Adversarial Mixing Policy for Relaxing Locally Linear Constraints in Mixup
This work addresses regularization issues in deep classification networks, particularly in low-resource settings, offering an incremental improvement over existing Mixup variants.
The paper tackles the problem of under-fitting in Mixup regularization due to strict linear constraints, proposing the Adversarial Mixing Policy (AMP) to relax these constraints by adding adversarial perturbations to mixing coefficients, which reduces error rates by up to 31.3% on text classification benchmarks.

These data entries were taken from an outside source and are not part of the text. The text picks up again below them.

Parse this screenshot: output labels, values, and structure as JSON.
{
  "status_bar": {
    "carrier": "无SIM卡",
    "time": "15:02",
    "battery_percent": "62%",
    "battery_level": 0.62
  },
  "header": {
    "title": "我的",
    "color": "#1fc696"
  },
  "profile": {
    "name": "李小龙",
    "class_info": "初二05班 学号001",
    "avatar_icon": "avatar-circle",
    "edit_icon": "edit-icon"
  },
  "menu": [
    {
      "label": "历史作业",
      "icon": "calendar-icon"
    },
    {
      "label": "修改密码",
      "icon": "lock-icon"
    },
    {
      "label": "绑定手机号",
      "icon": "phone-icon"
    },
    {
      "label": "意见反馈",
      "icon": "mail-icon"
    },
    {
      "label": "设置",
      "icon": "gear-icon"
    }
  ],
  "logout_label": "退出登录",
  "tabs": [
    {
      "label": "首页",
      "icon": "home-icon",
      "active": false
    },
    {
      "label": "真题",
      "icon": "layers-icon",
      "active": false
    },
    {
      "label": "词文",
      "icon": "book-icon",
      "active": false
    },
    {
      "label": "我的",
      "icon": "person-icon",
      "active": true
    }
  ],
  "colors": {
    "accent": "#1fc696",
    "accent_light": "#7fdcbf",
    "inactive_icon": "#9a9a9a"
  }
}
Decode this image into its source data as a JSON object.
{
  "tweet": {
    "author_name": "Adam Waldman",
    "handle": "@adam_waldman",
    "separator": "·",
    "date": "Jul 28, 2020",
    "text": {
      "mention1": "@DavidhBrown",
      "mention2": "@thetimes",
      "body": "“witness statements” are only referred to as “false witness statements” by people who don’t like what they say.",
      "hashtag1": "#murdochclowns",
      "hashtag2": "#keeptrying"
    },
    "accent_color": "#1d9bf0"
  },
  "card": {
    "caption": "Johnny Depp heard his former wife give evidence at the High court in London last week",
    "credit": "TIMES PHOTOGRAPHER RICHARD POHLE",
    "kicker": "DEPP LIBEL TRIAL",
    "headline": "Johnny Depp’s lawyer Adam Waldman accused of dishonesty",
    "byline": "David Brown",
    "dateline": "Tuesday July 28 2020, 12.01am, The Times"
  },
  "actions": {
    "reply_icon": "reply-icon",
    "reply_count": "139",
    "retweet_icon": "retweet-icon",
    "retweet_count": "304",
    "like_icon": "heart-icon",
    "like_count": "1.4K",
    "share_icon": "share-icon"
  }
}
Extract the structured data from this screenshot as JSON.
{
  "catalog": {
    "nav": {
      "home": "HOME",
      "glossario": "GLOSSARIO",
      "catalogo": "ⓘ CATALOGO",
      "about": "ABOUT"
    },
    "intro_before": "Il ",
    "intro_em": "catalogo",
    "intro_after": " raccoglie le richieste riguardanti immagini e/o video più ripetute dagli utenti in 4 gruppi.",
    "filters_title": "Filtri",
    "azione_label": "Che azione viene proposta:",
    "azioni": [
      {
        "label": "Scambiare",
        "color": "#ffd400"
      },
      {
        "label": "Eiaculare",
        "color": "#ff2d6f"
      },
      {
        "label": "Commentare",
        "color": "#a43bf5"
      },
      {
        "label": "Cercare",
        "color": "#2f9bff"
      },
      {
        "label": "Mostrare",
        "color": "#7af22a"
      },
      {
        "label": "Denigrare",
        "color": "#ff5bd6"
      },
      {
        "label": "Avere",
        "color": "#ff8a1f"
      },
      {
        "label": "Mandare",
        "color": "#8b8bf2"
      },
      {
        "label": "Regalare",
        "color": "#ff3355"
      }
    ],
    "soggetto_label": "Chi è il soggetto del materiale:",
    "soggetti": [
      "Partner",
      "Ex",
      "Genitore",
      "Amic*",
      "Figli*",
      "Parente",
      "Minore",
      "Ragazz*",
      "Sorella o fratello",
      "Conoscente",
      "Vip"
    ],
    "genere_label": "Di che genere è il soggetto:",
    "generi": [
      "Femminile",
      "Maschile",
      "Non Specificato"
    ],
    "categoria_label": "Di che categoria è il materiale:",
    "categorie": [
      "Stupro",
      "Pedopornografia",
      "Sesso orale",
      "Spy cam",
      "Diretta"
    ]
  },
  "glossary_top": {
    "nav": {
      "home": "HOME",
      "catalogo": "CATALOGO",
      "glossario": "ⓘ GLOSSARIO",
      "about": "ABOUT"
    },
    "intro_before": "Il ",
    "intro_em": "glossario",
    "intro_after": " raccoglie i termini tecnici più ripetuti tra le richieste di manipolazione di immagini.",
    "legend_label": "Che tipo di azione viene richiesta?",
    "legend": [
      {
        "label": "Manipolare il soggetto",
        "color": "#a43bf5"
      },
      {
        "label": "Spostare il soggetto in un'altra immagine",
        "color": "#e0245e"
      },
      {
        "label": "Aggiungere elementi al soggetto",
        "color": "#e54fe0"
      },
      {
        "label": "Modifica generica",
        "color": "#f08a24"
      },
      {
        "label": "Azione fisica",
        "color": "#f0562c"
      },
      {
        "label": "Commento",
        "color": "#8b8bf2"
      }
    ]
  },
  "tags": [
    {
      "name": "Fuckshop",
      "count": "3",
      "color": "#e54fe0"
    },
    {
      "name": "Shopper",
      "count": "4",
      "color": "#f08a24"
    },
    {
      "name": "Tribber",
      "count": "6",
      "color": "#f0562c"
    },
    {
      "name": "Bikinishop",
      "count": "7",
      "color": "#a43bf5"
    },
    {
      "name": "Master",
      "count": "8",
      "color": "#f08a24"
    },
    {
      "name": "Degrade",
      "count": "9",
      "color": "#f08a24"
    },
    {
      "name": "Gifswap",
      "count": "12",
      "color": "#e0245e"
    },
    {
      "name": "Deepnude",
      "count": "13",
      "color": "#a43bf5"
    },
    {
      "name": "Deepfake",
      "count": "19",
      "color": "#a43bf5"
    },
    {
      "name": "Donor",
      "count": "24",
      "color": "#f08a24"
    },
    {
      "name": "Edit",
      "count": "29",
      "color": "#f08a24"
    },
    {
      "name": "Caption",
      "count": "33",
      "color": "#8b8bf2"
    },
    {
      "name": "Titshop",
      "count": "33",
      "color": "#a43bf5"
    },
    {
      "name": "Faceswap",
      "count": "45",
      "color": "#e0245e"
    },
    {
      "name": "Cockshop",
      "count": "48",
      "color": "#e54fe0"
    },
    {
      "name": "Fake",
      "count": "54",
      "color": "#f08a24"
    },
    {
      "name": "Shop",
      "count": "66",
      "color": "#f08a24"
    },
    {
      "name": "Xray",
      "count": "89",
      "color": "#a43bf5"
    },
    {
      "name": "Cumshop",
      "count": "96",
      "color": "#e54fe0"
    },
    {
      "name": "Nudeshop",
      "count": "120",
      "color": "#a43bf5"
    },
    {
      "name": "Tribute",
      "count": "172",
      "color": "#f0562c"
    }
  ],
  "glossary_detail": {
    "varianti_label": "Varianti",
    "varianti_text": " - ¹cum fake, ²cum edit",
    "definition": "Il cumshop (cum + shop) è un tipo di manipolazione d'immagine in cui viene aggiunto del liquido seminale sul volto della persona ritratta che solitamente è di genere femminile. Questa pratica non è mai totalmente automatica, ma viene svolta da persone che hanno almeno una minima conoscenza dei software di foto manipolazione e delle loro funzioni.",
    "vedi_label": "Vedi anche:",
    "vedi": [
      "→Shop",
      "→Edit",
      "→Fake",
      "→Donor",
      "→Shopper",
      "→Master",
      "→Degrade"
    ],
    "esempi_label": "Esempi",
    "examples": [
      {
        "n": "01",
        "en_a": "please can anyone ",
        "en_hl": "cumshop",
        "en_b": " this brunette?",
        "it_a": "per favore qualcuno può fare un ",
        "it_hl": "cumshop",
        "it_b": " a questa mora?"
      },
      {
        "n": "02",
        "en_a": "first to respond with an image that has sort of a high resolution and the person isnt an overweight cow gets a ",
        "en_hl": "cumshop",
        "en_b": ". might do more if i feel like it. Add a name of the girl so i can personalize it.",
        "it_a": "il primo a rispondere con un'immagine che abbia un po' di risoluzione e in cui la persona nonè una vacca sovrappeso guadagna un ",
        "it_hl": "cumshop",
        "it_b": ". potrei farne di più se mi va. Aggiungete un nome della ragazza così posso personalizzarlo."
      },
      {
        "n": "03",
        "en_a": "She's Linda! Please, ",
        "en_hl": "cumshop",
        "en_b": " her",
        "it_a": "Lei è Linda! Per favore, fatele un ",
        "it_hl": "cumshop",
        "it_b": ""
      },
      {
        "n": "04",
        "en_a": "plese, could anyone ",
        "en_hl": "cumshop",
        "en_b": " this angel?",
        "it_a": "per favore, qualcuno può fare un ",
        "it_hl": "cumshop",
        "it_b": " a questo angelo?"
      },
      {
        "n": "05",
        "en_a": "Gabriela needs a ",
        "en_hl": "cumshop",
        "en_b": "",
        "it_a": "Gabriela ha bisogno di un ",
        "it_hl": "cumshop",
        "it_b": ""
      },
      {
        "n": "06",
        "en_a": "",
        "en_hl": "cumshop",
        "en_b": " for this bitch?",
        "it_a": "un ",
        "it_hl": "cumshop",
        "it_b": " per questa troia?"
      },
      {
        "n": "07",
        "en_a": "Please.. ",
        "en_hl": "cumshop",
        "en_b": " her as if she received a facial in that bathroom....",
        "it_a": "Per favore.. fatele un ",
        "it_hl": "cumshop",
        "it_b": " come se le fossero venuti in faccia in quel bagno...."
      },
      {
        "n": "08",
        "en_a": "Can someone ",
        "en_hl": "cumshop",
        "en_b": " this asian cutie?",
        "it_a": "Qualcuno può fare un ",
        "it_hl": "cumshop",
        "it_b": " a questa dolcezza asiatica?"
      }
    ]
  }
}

Mixup is a recent regularizer for current deep classification networks. Through training a neural network on convex combinations of pairs of examples and their labels, it imposes locally linear constraints on the model's input space. However, such strict linear constraints often lead to under-fitting which degrades the effects of regularization. Noticeably, this issue is getting more serious when the resource is extremely limited. To address these issues, we propose the Adversarial Mixing Policy (AMP), organized in a min-max-rand formulation, to relax the Locally Linear Constraints in Mixup. Specifically, AMP adds a small adversarial perturbation to the mixing coefficients rather than the examples. Thus, slight non-linearity is injected in-between the synthetic examples and synthetic labels. By training on these data, the deep networks are further regularized, and thus achieve a lower predictive error rate. Experiments on five text classification benchmarks and five backbone models have empirically shown that our methods reduce the error rate over Mixup variants in a significant margin (up to 31.3%), especially in low-resource conditions (up to 17.5%).